Validating AlphaGenome's Predictions
Prior to the hackathon, researchers had the opportunity to test AlphaGenome's predictions against known diagnostic cases. Eric Klee and his colleagues used the AI model to analyze a variant they had previously linked to an individual's diagnosis through experimental work. Their laboratory studies had shown that the mutation altered gene expression in cardiac cells but not in neural cells—a finding consistent with the patient's specific symptoms.
Remarkably, AlphaGenome's predictions of the variant's effects supported this conclusion, validating the AI model's accuracy and potential clinical utility. This validation is crucial for building trust in AI-driven diagnostic tools and demonstrates how machine learning can complement traditional laboratory research to accelerate medical discoveries.

The Future of AI in Rare Disease Diagnosis
The development of AlphaGenome represents a significant step forward in the application of artificial intelligence to genomic medicine. By focusing on the non-coding regions of DNA that have traditionally been overlooked, DeepMind's technology opens new avenues for understanding disease mechanisms and developing targeted interventions. As researchers continue to refine these AI models and validate their predictions through experimental work, we can expect more rare diseases to move from the 'undiagnosed' category to the 'understood' category.
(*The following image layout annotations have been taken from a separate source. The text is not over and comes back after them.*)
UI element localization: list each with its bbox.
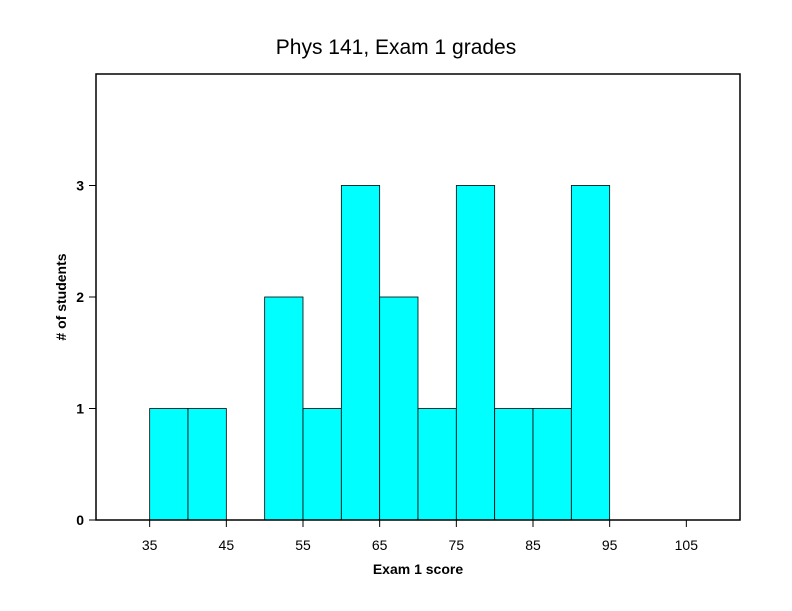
histogram-bar — [149, 408, 189, 521]
histogram-bar — [455, 185, 496, 521]
x-axis-label: Exam 1 score — [373, 561, 463, 577]
x-tick-label: 105 — [675, 537, 699, 553]
x-tick-label: 65 — [372, 537, 388, 553]
x-tick-label: 55 — [295, 537, 311, 553]
x-tick-label: 35 — [142, 537, 158, 553]
x-axis: 35 45 55 65 75 85 95 105 — [142, 520, 698, 553]
y-tick-label: 1 — [76, 401, 84, 417]
histogram-bar — [302, 408, 342, 521]
y-tick-label: 0 — [76, 512, 84, 528]
histogram-bar — [264, 296, 304, 521]
y-axis-label: # of students — [53, 253, 69, 340]
histogram-bar — [187, 408, 227, 521]
histogram-bar — [494, 408, 534, 521]
histogram-bar — [417, 408, 457, 521]
histogram-bar — [532, 408, 572, 521]
x-tick-label: 85 — [525, 537, 541, 553]
histogram-bar — [570, 185, 611, 521]
y-axis: 0 1 2 3 — [76, 178, 96, 528]
histogram-bar — [379, 296, 419, 521]
x-tick-label: 95 — [602, 537, 618, 553]
x-tick-label: 75 — [449, 537, 465, 553]
x-tick-label: 45 — [219, 537, 235, 553]
bars-group — [149, 185, 611, 521]
chart-title: Phys 141, Exam 1 grades — [276, 36, 516, 59]
y-tick-label: 2 — [76, 289, 84, 305]
y-tick-label: 3 — [76, 178, 84, 194]
histogram-bar — [340, 185, 381, 521]
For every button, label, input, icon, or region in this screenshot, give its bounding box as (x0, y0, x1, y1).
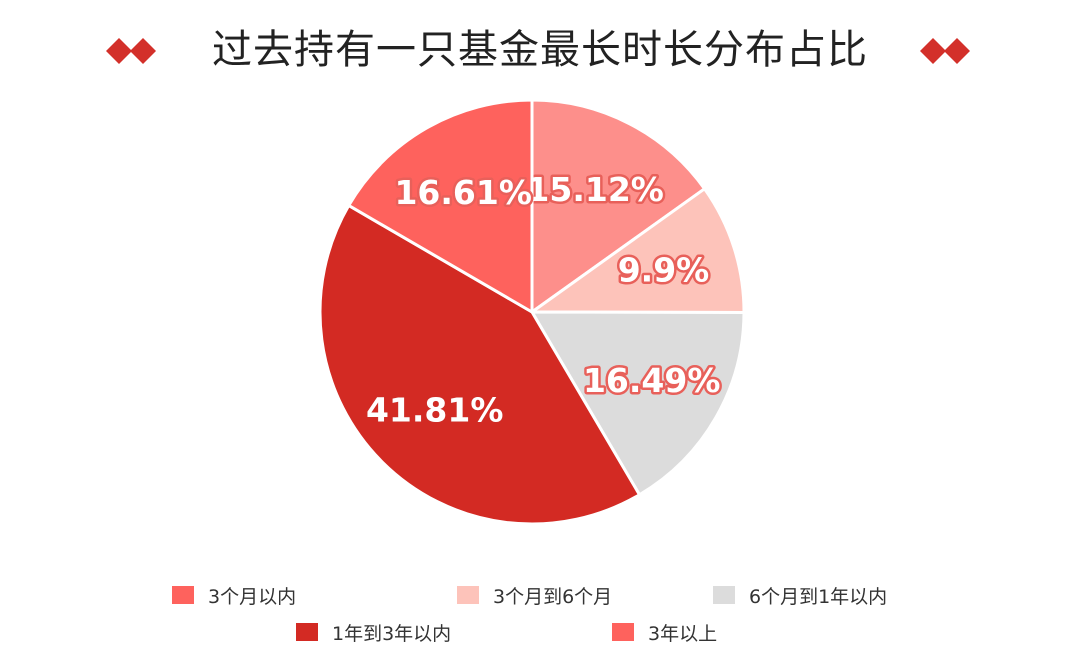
slice-value-label: 16.49% (583, 361, 720, 400)
legend-label: 3个月到6个月 (493, 585, 613, 608)
legend-label: 6个月到1年以内 (749, 585, 888, 608)
legend-label: 3个月以内 (208, 585, 297, 608)
pie-slice (530, 98, 707, 315)
diamond-decoration-left-icon (106, 38, 156, 64)
slice-value-label: 16.61% (394, 173, 531, 212)
legend-swatch (296, 623, 318, 641)
pie-slice (318, 203, 642, 526)
legend-item: 3个月以内 (172, 581, 296, 609)
legend-swatch (713, 586, 735, 604)
pie-slice (346, 98, 534, 315)
legend-item: 3个月到6个月 (457, 581, 612, 609)
slice-value-label: 41.81% (366, 390, 503, 429)
legend-swatch (457, 586, 479, 604)
legend-label: 3年以上 (648, 622, 718, 645)
diamond-decoration-right-icon (920, 38, 970, 64)
slice-value-label: 15.12% (526, 170, 663, 209)
pie-slice (529, 310, 746, 497)
chart-title: 过去持有一只基金最长时长分布占比 (212, 27, 868, 73)
pie-slice (527, 186, 746, 315)
slice-value-label: 9.9% (618, 251, 710, 290)
legend-swatch (612, 623, 634, 641)
legend-swatch (172, 586, 194, 604)
legend-label: 1年到3年以内 (332, 622, 452, 645)
legend-item: 6个月到1年以内 (713, 581, 887, 609)
legend-item: 1年到3年以内 (296, 618, 451, 646)
legend-item: 3年以上 (612, 618, 717, 646)
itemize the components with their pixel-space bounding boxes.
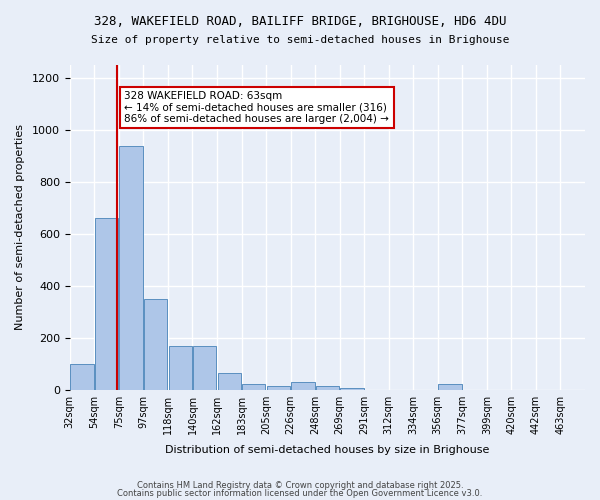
Text: Size of property relative to semi-detached houses in Brighouse: Size of property relative to semi-detach… — [91, 35, 509, 45]
Bar — [169, 346, 192, 390]
Text: Contains HM Land Registry data © Crown copyright and database right 2025.: Contains HM Land Registry data © Crown c… — [137, 481, 463, 490]
Bar — [316, 386, 339, 390]
Bar — [70, 364, 94, 390]
Text: Contains public sector information licensed under the Open Government Licence v3: Contains public sector information licen… — [118, 488, 482, 498]
Bar — [119, 146, 143, 390]
Bar — [266, 386, 290, 390]
Bar — [144, 298, 167, 390]
Bar — [291, 382, 314, 390]
Bar — [439, 384, 462, 390]
Bar — [242, 384, 265, 390]
Text: 328, WAKEFIELD ROAD, BAILIFF BRIDGE, BRIGHOUSE, HD6 4DU: 328, WAKEFIELD ROAD, BAILIFF BRIDGE, BRI… — [94, 15, 506, 28]
Y-axis label: Number of semi-detached properties: Number of semi-detached properties — [15, 124, 25, 330]
Bar — [340, 388, 364, 390]
Bar — [193, 346, 217, 390]
Bar — [218, 373, 241, 390]
X-axis label: Distribution of semi-detached houses by size in Brighouse: Distribution of semi-detached houses by … — [165, 445, 490, 455]
Text: 328 WAKEFIELD ROAD: 63sqm
← 14% of semi-detached houses are smaller (316)
86% of: 328 WAKEFIELD ROAD: 63sqm ← 14% of semi-… — [124, 91, 389, 124]
Bar — [95, 218, 118, 390]
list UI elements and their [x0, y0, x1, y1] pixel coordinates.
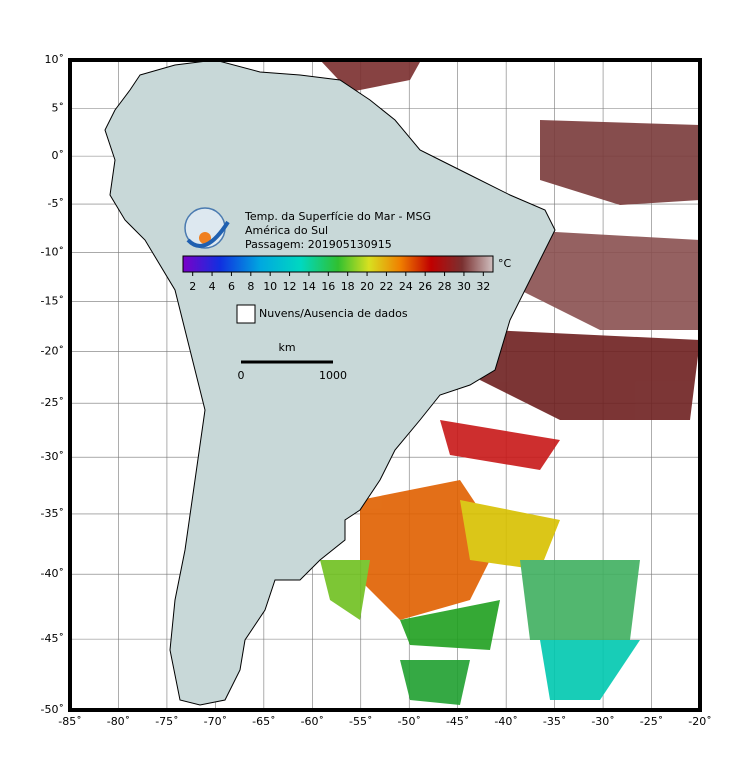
title-line: América do Sul — [245, 224, 328, 237]
colorbar-tick-label: 32 — [476, 280, 490, 293]
x-tick-label: -35˚ — [543, 715, 566, 728]
logo — [184, 207, 230, 249]
title-line: Passagem: 201905130915 — [245, 238, 392, 251]
y-tick-label: -10˚ — [41, 245, 64, 258]
x-tick-label: -85˚ — [58, 715, 81, 728]
x-tick-label: -40˚ — [494, 715, 517, 728]
colorbar-tick-label: 4 — [209, 280, 216, 293]
colorbar-tick-label: 18 — [341, 280, 355, 293]
colorbar-tick-label: 6 — [228, 280, 235, 293]
y-tick-label: -15˚ — [41, 294, 64, 307]
x-tick-label: -25˚ — [640, 715, 663, 728]
x-tick-label: -55˚ — [349, 715, 372, 728]
x-tick-label: -60˚ — [301, 715, 324, 728]
colorbar-tick-label: 8 — [247, 280, 254, 293]
y-tick-label: 10˚ — [45, 53, 65, 66]
scale-start: 0 — [238, 369, 245, 382]
y-tick-label: -5˚ — [48, 197, 64, 210]
colorbar-tick-label: 16 — [321, 280, 335, 293]
colorbar-tick-label: 28 — [438, 280, 452, 293]
sst-patches — [320, 60, 700, 705]
y-tick-label: -25˚ — [41, 396, 64, 409]
colorbar-tick-label: 12 — [283, 280, 297, 293]
colorbar-tick-label: 10 — [263, 280, 277, 293]
x-tick-label: -30˚ — [591, 715, 614, 728]
y-tick-label: -50˚ — [41, 703, 64, 716]
y-tick-label: -45˚ — [41, 632, 64, 645]
colorbar-tick-label: 14 — [302, 280, 316, 293]
legend-label: Nuvens/Ausencia de dados — [259, 307, 408, 320]
x-tick-label: -80˚ — [107, 715, 130, 728]
y-tick-label: 0˚ — [52, 149, 65, 162]
x-tick-label: -20˚ — [688, 715, 711, 728]
axis-labels: -85˚ -80˚ -75˚ -70˚ -65˚ -60˚ -55˚ -50˚ -45˚ -40˚… — [41, 53, 712, 728]
title-line: Temp. da Superfície do Mar - MSG — [244, 210, 431, 223]
scale-end: 1000 — [319, 369, 347, 382]
y-tick-label: 5˚ — [52, 101, 65, 114]
colorbar-tick-label: 30 — [457, 280, 471, 293]
colorbar — [182, 255, 494, 273]
x-tick-label: -75˚ — [155, 715, 178, 728]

The implications extend beyond rare diseases alone. The regulatory principles uncovered through studying non-coding DNA in rare conditions may provide insights into more common diseases and fundamental biological processes. Furthermore, the collaborative model demonstrated by the Undiagnosed Hackathon—bringing together AI developers, bioinformaticians, clinicians, and patient advocates—offers a blueprint for accelerating medical discovery in the genomic era.
As AlphaGenome and similar technologies become more widely available to researchers, the hope is that fewer families will face the uncertainty of an undiagnosed condition. The integration of AI into genomic medicine promises to transform how we approach some of healthcare's most challenging puzzles, bringing us closer to a future where every genetic disease can be identified and understood.